What are you talking about kablam?
posted by ginz at 10:32 PM on November 5, 2003


One of his victims was a girl I went to Jr. High School with. She sat next to me at our "graduation" from 9th grade. I was totally floored to hear her name on the news just a short while later (I was living near Atlanta then). I'm so glad they got this bastard. Maybe he'll meet the same fate as Dahlmer.
posted by black8 at 11:46 PM on November 5, 2003


seanyboy
Shipman killed with an injection and it's bloody hard to imagine 200+ people being killed by someone who looks like father christmas.

West killed just 8-10 people but did it in a rather horrific way and then burried them in his garden. Oh, and his own daughter was a victim.
posted by twine42 at 12:51 AM on November 6, 2003


I have trouble believing in cases like this that the confessed murderer really killed all of the claimed victims. The temptation to pin a cold murder case on someone who's willing to confess in bulk is pretty strong.
posted by rcade at 3:43 AM on November 6, 2003


Yeah, but in this case he was able to provide information that only the killer would have known, and was able to lead the police to several of the bodies that had not been found until now. Then there is also the DNA evidence, etc. It looks pretty solid that this is the guy.

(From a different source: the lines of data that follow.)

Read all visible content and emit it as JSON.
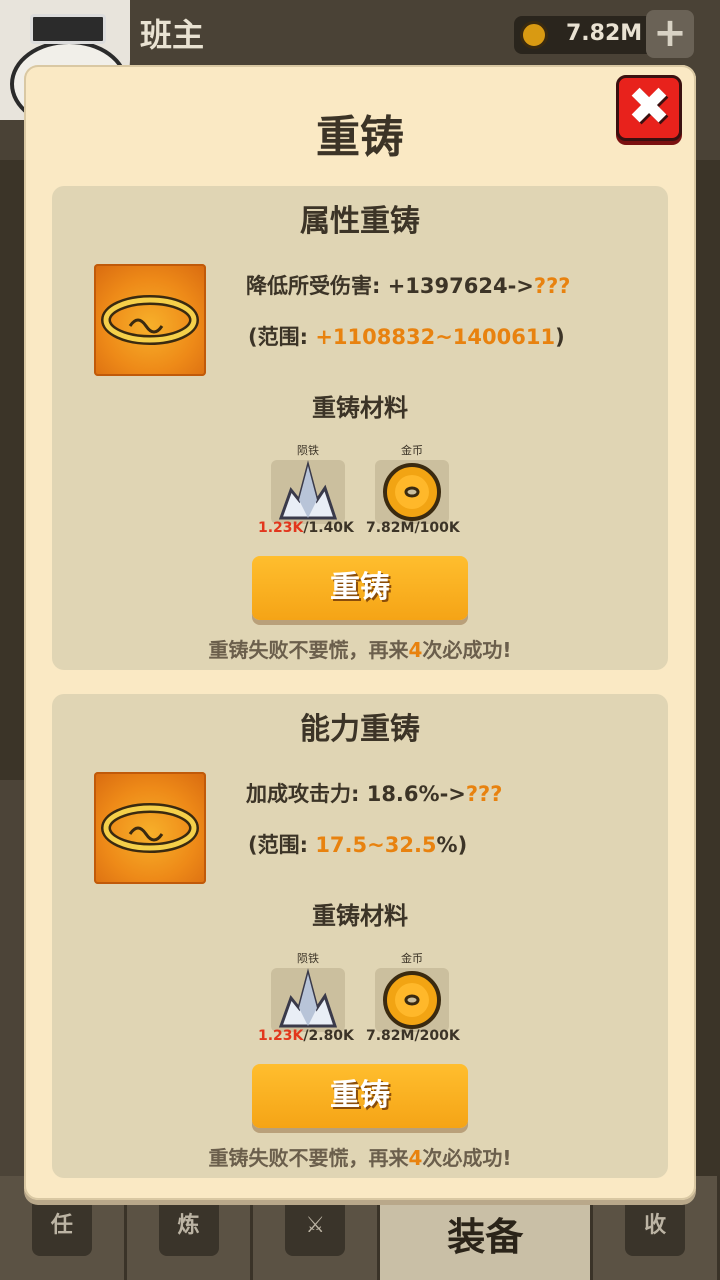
{
  "header": {
    "player_name": "班主",
    "gold_amount": "7.82M",
    "plus_label": "+"
  },
  "nav": {
    "tab1": "任",
    "tab2": "炼",
    "tab4_active": "装备",
    "tab5": "收"
  },
  "modal": {
    "title": "重铸",
    "close_label": "✖",
    "attribute_panel": {
      "title": "属性重铸",
      "stat_prefix": "降低所受伤害: +1397624->",
      "stat_unknown": "???",
      "range_prefix": "(范围: ",
      "range_value": "+1108832~1400611",
      "range_suffix": ")",
      "materials_title": "重铸材料",
      "materials": [
        {
          "name": "陨铁",
          "have": "1.23K",
          "need": "/1.40K"
        },
        {
          "name": "金币",
          "have": "7.82M",
          "need": "/100K"
        }
      ],
      "button_label": "重铸",
      "hint_prefix": "重铸失败不要慌，再来",
      "hint_number": "4",
      "hint_suffix": "次必成功!"
    },
    "ability_panel": {
      "title": "能力重铸",
      "stat_prefix": "加成攻击力: 18.6%->",
      "stat_unknown": "???",
      "range_prefix": "(范围:  ",
      "range_value": "17.5~32.5",
      "range_suffix": "%)",
      "materials_title": "重铸材料",
      "materials": [
        {
          "name": "陨铁",
          "have": "1.23K",
          "need": "/2.80K"
        },
        {
          "name": "金币",
          "have": "7.82M",
          "need": "/200K"
        }
      ],
      "button_label": "重铸",
      "hint_prefix": "重铸失败不要慌，再来",
      "hint_number": "4",
      "hint_suffix": "次必成功!"
    }
  }
}
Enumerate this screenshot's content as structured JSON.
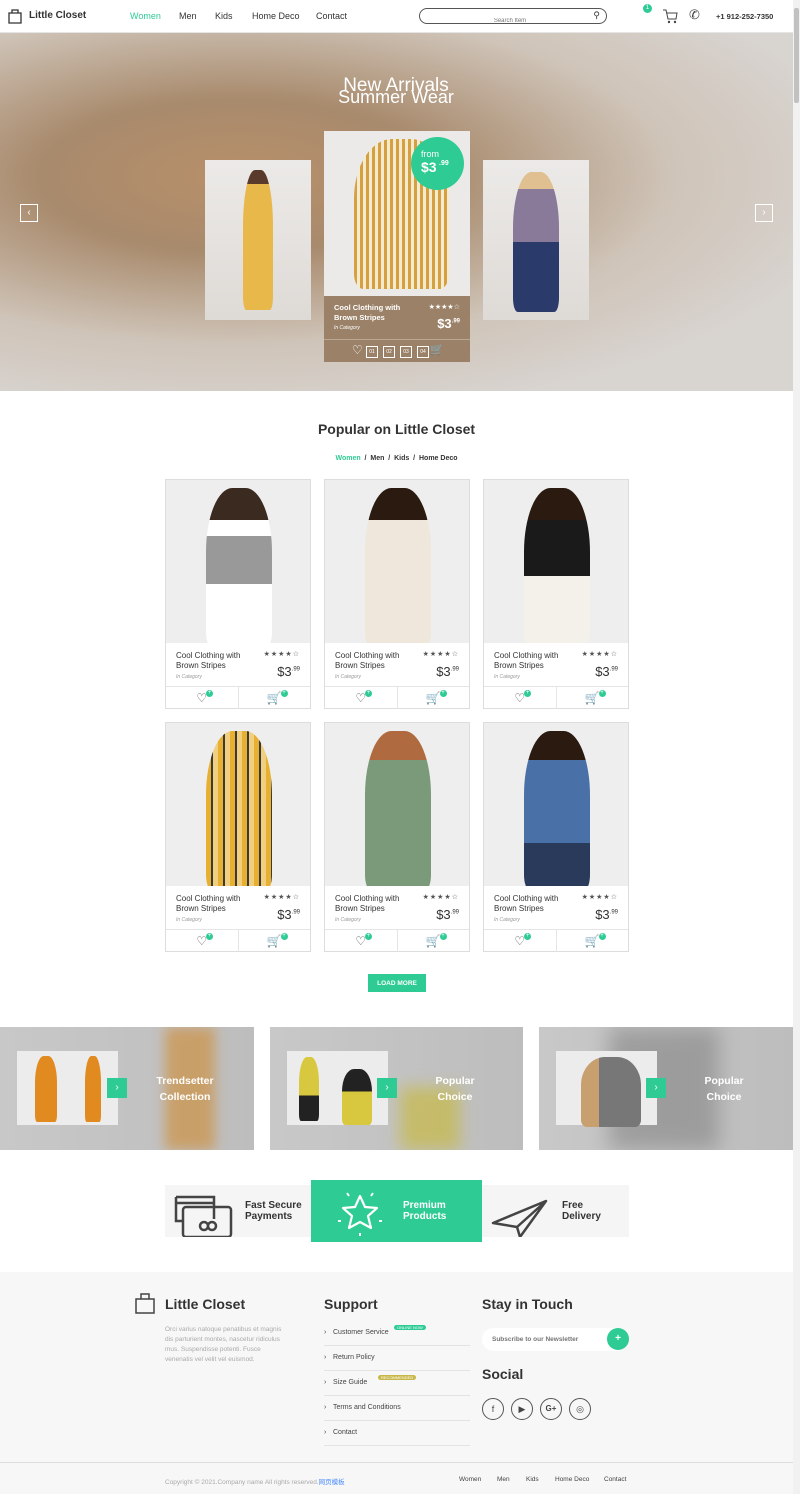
{
  "header": {
    "brand": "Little Closet",
    "nav": [
      "Women",
      "Men",
      "Kids",
      "Home Deco",
      "Contact"
    ],
    "active_nav": "Women",
    "search_placeholder": "Search Item",
    "cart_count": "1",
    "phone": "+1 912-252-7350"
  },
  "hero": {
    "title": "New Arrivals",
    "subtitle": "Summer Wear",
    "badge_from": "from",
    "badge_price": "$3",
    "badge_cents": ".99",
    "featured": {
      "name": "Cool Clothing with Brown Stripes",
      "category": "In Category",
      "rating": 4,
      "price": "$3",
      "cents": ".99"
    },
    "pages": [
      "01",
      "02",
      "03",
      "04"
    ]
  },
  "popular": {
    "title": "Popular on Little Closet",
    "filters": [
      "Women",
      "Men",
      "Kids",
      "Home Deco"
    ],
    "active_filter": "Women",
    "separator": "/",
    "products": [
      {
        "name": "Cool Clothing with Brown Stripes",
        "category": "In Category",
        "rating": 4,
        "price": "$3",
        "cents": ".99"
      },
      {
        "name": "Cool Clothing with Brown Stripes",
        "category": "In Category",
        "rating": 4,
        "price": "$3",
        "cents": ".99"
      },
      {
        "name": "Cool Clothing with Brown Stripes",
        "category": "In Category",
        "rating": 4,
        "price": "$3",
        "cents": ".99"
      },
      {
        "name": "Cool Clothing with Brown Stripes",
        "category": "In Category",
        "rating": 4,
        "price": "$3",
        "cents": ".99"
      },
      {
        "name": "Cool Clothing with Brown Stripes",
        "category": "In Category",
        "rating": 4,
        "price": "$3",
        "cents": ".99"
      },
      {
        "name": "Cool Clothing with Brown Stripes",
        "category": "In Category",
        "rating": 4,
        "price": "$3",
        "cents": ".99"
      }
    ],
    "load_more": "LOAD MORE"
  },
  "collections": [
    {
      "line1": "Trendsetter",
      "line2": "Collection"
    },
    {
      "line1": "Popular",
      "line2": "Choice"
    },
    {
      "line1": "Popular",
      "line2": "Choice"
    }
  ],
  "features": [
    {
      "line1": "Fast Secure",
      "line2": "Payments",
      "icon": "credit-card-icon"
    },
    {
      "line1": "Premium",
      "line2": "Products",
      "icon": "star-icon"
    },
    {
      "line1": "Free",
      "line2": "Delivery",
      "icon": "paper-plane-icon"
    }
  ],
  "footer": {
    "brand": "Little Closet",
    "about": "Orci varius natoque penatibus et magnis dis parturient montes, nascetur ridiculus mus. Suspendisse potenti. Fusce venenatis vel velit vel euismod.",
    "support_title": "Support",
    "support": [
      {
        "label": "Customer Service",
        "badge": "ONLINE NOW"
      },
      {
        "label": "Return Policy"
      },
      {
        "label": "Size Guide",
        "badge": "RECOMMENDED"
      },
      {
        "label": "Terms and Conditions"
      },
      {
        "label": "Contact"
      }
    ],
    "touch_title": "Stay in Touch",
    "newsletter_placeholder": "Subscribe to our Newsletter",
    "newsletter_button": "+",
    "social_title": "Social",
    "social": [
      "facebook",
      "youtube",
      "google-plus",
      "instagram"
    ],
    "copyright": "Copyright © 2021.Company name All rights reserved.",
    "copyright_link": "网页模板",
    "links": [
      "Women",
      "Men",
      "Kids",
      "Home Deco",
      "Contact"
    ]
  },
  "colors": {
    "accent": "#2ecc94",
    "text": "#333333",
    "badge_recommended": "#c8b84a"
  }
}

Anyway, to amend my earlier posting -- here's a more up-to-date page showing the faces of all of the named victims.
posted by litlnemo at 3:55 AM on November 6, 2003


But I do see your point, in that Lucas was fed incriminating details, so possibly Ridgway could have been as well. My first thought, too, was that it was too easy for him to confess to everything. But I don't think that is the case this time.
posted by litlnemo at 4:01 AM on November 6, 2003


(Thank you for all your kind words.)
posted by silusGROK at 4:34 PM on November 6, 2003


I wish we had something better to offer you than words, silusGROK.